La commission administrative paritaire ou la commission consultative paritaire compétentes pourront être saisies, par l’agent intéressé, du refus opposé à une demande initiale ou de renouvellement de télétravail formulée par lui pour l’exercice d’activités éligibles fixées par l’un des actes mentionnés à l’article 7 ainsi que de l’interruption du télétravail à l’initiative de l’administration. Cette possibilité déjà ouverte dans la fonction publique d’État de saisir la commission administrative paritaire ou la commission consultative paritaire est étendue aux fonctions publiques territoriale et hospitalière.

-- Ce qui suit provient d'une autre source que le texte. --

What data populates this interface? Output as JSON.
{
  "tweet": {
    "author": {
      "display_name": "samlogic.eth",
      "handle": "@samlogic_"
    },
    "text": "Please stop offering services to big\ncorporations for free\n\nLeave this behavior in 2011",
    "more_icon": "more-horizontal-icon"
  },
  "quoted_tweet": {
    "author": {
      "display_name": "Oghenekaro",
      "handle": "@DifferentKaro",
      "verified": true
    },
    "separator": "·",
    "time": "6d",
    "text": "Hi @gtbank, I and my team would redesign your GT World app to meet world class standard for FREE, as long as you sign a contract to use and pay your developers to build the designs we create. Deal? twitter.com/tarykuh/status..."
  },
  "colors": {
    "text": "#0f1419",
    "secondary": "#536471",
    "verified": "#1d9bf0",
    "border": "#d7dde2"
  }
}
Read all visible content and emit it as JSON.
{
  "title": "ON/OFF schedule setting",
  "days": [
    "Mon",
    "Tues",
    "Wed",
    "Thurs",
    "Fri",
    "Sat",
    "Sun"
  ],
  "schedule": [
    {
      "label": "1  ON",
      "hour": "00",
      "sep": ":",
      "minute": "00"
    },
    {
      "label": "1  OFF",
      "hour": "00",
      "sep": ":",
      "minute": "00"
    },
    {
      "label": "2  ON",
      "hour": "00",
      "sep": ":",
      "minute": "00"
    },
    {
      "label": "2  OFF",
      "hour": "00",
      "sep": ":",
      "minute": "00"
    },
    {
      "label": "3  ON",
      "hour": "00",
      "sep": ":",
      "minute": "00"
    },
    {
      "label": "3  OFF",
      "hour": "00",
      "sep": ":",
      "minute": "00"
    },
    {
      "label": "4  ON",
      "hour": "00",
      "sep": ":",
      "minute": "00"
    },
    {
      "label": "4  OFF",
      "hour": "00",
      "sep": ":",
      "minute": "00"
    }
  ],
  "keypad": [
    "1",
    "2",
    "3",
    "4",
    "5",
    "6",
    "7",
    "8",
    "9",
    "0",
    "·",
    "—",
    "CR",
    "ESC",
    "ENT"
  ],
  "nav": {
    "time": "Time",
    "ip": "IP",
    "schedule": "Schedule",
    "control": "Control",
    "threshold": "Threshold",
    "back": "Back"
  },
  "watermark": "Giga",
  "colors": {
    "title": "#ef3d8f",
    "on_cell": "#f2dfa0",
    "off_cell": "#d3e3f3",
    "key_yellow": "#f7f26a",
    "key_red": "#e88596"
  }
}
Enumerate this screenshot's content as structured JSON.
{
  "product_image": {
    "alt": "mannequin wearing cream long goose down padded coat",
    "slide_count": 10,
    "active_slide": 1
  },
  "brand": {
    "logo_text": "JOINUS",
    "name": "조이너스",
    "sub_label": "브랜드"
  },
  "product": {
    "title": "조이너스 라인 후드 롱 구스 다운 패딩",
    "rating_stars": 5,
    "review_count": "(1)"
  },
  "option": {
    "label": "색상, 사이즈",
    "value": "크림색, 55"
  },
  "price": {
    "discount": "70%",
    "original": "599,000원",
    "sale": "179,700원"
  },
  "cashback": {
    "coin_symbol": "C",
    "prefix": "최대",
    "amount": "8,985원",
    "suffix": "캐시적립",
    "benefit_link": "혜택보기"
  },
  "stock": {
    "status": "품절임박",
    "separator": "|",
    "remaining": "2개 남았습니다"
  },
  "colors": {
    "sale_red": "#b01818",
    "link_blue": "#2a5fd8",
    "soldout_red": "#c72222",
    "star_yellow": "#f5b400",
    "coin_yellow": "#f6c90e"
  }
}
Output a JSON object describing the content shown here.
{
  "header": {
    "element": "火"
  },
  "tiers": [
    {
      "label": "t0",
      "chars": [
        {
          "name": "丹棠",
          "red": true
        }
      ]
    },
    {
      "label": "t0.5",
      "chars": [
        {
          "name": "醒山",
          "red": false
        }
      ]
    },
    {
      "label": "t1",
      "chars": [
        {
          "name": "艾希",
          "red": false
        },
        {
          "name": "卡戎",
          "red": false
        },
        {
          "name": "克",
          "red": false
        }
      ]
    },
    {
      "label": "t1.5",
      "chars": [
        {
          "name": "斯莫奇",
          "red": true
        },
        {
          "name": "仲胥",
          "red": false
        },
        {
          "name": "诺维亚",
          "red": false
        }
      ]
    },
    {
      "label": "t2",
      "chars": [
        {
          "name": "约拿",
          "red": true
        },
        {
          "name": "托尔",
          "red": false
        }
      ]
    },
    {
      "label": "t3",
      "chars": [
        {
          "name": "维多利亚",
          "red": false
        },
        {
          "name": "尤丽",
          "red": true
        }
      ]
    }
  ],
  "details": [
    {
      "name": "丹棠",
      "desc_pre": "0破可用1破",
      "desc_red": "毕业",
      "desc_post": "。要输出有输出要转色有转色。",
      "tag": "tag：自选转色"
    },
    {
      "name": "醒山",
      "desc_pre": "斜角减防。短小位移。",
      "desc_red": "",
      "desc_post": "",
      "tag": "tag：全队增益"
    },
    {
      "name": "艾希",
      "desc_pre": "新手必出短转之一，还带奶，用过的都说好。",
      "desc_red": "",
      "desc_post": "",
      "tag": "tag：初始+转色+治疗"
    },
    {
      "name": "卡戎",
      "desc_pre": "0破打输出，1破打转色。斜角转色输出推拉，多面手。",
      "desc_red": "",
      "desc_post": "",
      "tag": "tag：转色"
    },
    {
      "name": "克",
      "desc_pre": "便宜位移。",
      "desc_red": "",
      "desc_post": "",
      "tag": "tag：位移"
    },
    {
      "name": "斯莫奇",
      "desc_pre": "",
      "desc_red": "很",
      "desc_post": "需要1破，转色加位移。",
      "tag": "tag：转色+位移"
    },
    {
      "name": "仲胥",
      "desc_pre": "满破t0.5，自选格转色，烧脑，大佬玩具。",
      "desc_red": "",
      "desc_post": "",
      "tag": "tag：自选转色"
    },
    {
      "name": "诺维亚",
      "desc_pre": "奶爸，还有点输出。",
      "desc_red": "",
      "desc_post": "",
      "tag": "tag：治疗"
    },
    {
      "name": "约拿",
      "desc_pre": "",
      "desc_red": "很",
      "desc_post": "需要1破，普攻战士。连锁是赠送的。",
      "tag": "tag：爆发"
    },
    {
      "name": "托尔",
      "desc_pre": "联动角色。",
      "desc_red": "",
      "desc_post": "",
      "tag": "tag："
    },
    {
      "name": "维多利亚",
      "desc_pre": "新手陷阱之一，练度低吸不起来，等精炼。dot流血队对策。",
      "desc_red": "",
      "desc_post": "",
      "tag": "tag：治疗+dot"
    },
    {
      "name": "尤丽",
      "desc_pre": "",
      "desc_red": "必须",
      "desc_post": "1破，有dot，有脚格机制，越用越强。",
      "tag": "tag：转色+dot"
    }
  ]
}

Au total, le télétravail est une occasion de redéfinir non seulement l’action publique, mais également les métiers publics. Opposer le télétravail au travail sur site est une erreur car les deux sont complémentaires. Ils doivent poursuivre le même but en délivrant un service public de qualité identique. Le télétravail ne peut s’inscrire que dans une relation de confiance. Il ne peut pas y avoir de télétravail sans charte éthique et une adhésion à celle-ci. Elle est d’autant plus nécessaire pour préciser, encadrer, engager chacun des agents à respecter une éthique et pour prendre en compte le dialogue en présence de tous les agents d’un service pour que les remarques et les questions obtiennent une réponse que tous reçoivent et comprennent à la même hauteur pour préserver l’égalité devant le service public.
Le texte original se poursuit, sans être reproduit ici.